Above all, Mugabe and Zanu PF have ignored the rapidly changing balance of forces in which their political fortunes are fast receding and that of the opposition rising correspondingly.

This means simply the following: any hope that Mugabe and Zanu PF could ever reverse this trend and recover the political initiative in Zimbabwe is entirely non-existent.

And if, as is expected to be the case next Tuesday, the MDC formally rejects Amendment 19, it will be a development enough to cause Mugabe and his stalwarts sleepless nights.

If so, Morgan Tsvangirai and his colleagues and allies at home and abroad will have achieved the main objective for which the MDC was established in 1999. However, there is the bigger picture that is Zimbabwe’s current economic and political crisis.

This will continue to face us all even as Amendment 19 is defeated. It is this absence of an alternative national agenda — the glaring and growing power vacuum — that should scare Zimbabweans.
So what is to be done?

First, parliament should itself seek to salvage some of the key elements of the September agreement, at least as a framework for reinstating and establishing some semblance of a transitional authority for the next 18 months, during which the constitutional reform exercise is undertaken and the economic recovery plan effected.

Parliament itself should decide on the leadership and composition of such a transitional authority, taking into account the respective strengths and representations within the two houses, and in relation only to the main tasks to be undertaken by a slim cabinet and the inclusion in the latter of specialists in the financial and economic fields.

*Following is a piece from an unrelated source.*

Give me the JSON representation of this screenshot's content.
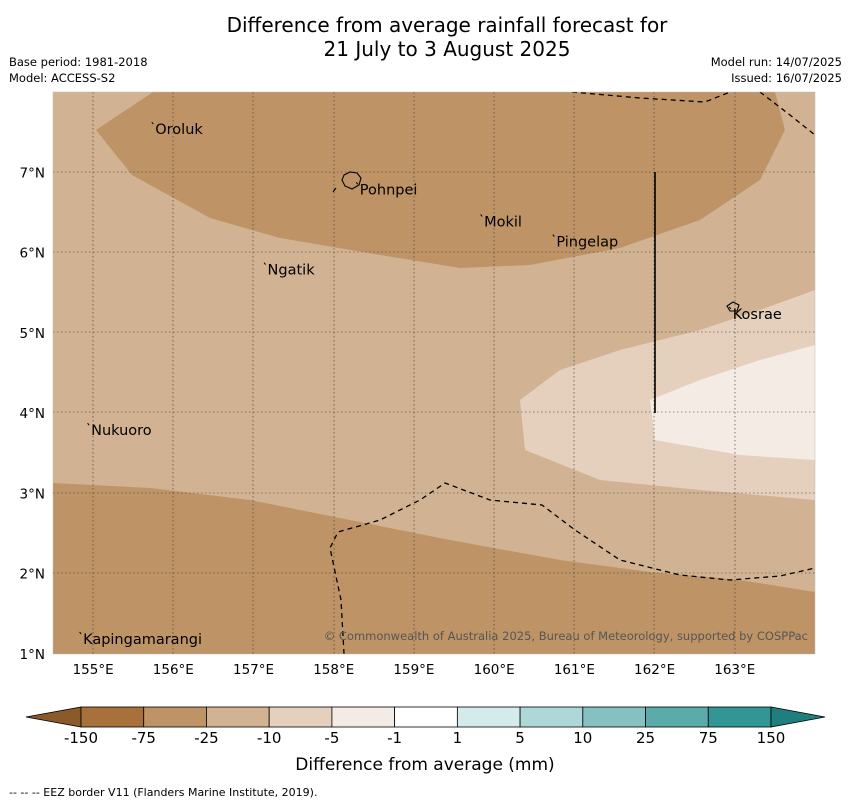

For example, there are several outstanding economists and financial experts in the diaspora who could be almost indispensable to these talks.

Second, the broad framework that is the September Agreement should be used as the basis for a national dialogue that will necessarily involve all key factors in Zimbabwean society: all political parties, the churches, civic bodies like the NCA and Woza, media organisations, intelligentsia and other professional groups, the trade unions, traditional leaders and peasant associations.

It is this national dialogue that should ensure the evolution of the best possible Constitution for Zimbabwe whilst also informing and pervading the national economic recovery programme.

Third, the United Nations should institute a programme through which to mobilise regional, continental (African) and international support to this national process in Zimbabwe, towards a successful transition and the conduct of free and fair elections at the end of the 18 months’ period.

Ibbo Mandaza is a Zimbabwean academic, author and publisher. He is one of the founding members of the Mavambo-Kusile-Dawn Movement and its current national coordinator.